In an age where everything is available at any hour, from any location, why would you still take the time to go to a physical store?

Ron Johnson, the man who created the sleek, modern Apple store, has a reason. He has taken over as CEO of JCPenney, the department store everyone has forgotten about, and is determined to get it back on your radar.

He plans to turn shopping into an “experience” with a “Town Square” surrounded by 80-100 specialty shops, all within the department store. Plans for Johnson’s Town Square have yet to be unveiled, but may include everything from culinary demonstrations to haircuts. The 80-100 “stores within the store” will provide more of an “experience” for shoppers by training employees to be experts in a specific brand or item, instead of being general department store sales associates. The Martha Stewart boutique will be filled with employees who can offer advice on decorating for the holidays, or on which cooking pan will work best for the dish you’re making. As much as I can pretend otherwise, I could use some cooking advice from a live person, rather than a website. JCPenney is effectively bringing back a reason for consumers to get off of their laptops and back into a store.

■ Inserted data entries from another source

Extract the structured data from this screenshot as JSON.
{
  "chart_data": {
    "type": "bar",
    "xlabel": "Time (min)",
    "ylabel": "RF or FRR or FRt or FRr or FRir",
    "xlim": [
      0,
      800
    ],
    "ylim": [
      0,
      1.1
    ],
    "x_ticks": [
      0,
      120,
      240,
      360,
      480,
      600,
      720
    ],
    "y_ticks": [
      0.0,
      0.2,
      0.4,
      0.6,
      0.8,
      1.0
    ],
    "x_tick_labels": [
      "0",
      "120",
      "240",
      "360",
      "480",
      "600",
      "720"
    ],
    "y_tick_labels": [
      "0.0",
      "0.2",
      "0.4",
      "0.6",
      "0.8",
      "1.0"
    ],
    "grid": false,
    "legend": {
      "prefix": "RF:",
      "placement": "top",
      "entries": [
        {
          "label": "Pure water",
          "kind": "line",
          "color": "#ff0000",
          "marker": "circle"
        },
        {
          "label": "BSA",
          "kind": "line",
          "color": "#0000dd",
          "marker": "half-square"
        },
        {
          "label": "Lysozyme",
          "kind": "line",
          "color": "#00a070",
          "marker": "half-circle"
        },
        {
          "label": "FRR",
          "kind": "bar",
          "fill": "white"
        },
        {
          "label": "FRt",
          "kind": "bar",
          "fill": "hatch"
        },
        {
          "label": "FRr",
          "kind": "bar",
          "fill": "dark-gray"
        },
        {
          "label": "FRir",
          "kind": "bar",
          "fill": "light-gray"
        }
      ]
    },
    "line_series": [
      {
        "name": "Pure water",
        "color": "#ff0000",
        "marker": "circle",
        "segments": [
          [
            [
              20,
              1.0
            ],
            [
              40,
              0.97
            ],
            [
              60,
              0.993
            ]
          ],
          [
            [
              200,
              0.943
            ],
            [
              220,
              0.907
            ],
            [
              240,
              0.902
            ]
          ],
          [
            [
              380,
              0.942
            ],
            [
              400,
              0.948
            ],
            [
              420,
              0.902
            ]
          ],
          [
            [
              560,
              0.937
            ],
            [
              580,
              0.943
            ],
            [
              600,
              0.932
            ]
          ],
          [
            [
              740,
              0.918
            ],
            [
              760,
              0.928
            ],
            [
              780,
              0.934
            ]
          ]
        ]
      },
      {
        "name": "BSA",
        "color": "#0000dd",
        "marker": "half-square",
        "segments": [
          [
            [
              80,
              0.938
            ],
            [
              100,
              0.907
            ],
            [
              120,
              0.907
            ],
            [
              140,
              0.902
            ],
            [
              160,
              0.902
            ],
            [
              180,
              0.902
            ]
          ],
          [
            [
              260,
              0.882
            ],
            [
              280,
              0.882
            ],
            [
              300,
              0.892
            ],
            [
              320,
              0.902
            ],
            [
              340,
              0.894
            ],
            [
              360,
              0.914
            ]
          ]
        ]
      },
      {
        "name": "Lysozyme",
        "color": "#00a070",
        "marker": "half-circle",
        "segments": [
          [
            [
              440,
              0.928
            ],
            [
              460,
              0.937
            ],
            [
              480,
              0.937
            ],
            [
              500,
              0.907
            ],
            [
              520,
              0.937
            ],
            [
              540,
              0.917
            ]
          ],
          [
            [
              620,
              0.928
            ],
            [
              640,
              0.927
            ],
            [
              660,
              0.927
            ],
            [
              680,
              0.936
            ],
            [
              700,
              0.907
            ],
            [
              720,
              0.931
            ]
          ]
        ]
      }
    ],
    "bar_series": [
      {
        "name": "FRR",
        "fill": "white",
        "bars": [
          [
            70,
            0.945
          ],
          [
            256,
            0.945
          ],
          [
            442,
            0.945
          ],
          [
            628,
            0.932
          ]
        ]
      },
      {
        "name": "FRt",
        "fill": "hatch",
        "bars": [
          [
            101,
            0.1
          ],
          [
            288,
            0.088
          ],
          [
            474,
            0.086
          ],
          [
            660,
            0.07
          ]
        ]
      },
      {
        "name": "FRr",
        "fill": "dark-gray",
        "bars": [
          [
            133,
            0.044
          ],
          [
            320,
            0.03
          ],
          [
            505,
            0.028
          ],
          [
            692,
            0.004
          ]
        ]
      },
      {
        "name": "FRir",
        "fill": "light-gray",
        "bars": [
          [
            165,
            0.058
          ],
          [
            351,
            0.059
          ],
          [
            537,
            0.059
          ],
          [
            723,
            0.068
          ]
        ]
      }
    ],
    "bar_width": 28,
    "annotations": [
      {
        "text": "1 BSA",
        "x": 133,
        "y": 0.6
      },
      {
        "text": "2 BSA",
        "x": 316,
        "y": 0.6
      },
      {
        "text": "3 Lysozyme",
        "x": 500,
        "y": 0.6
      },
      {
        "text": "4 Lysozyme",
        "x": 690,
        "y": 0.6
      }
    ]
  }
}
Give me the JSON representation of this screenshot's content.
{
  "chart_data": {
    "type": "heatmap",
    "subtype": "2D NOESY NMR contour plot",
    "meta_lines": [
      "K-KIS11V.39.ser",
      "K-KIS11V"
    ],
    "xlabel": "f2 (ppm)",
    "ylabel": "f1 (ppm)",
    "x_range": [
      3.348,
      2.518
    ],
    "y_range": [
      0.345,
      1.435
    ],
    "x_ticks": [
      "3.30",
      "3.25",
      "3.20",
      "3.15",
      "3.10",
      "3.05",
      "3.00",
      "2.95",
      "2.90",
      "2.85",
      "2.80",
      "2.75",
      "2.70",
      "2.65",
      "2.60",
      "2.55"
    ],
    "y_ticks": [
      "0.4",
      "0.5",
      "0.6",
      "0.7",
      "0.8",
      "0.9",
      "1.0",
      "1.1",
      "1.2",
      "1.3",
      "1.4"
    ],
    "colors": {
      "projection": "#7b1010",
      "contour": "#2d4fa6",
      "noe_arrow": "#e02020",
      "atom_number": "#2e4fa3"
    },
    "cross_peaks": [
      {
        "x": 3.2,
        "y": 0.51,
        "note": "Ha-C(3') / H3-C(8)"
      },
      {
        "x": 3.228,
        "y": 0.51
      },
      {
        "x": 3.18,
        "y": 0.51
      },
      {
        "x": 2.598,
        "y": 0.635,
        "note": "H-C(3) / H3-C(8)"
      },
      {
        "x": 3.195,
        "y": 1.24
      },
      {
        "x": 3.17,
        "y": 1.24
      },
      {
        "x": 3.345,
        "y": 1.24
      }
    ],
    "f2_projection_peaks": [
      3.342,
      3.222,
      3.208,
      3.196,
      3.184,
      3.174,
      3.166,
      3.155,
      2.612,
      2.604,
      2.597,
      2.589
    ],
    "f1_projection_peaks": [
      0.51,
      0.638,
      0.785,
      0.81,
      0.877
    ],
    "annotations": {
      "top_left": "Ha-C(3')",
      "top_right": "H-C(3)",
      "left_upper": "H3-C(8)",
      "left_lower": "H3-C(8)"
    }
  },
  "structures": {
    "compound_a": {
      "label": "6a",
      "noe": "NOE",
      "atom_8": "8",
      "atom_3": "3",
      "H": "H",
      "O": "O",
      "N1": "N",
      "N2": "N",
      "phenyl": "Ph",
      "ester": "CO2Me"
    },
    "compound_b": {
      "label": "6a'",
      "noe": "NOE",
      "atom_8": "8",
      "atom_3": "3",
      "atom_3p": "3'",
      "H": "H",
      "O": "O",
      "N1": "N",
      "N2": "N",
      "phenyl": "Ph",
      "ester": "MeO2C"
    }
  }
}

The department store will also be shedding its dowdy image by getting rid of all of the subpar in-house brands to make room for more trendy brands (think Versace for H&M or Cavalli for Target). JCP already has Sephora specialty shops in store, but now they will be joined by a new Nanette Lepore line, l’amour nanette lepore, and dozens of other stylish brands.

With a new logo, completely revamped advertising strategy, and Ellen Degeneres signed as the spokes-model, this is no longer your Grandmother’s JCP.

If Ron can pull it off, which I would bet on, you’ll be shopping in JCP before 2012 is over.

Insider tip: JCP will be overhauling its current pricing strategy, where there is too much merchandise and everything is 75% off. To still find steals, shop on the first and third Fridays of the month, when JCP will have its best sales. Not coincidentally, it’s the same two days of the month when most of us receive our paychecks.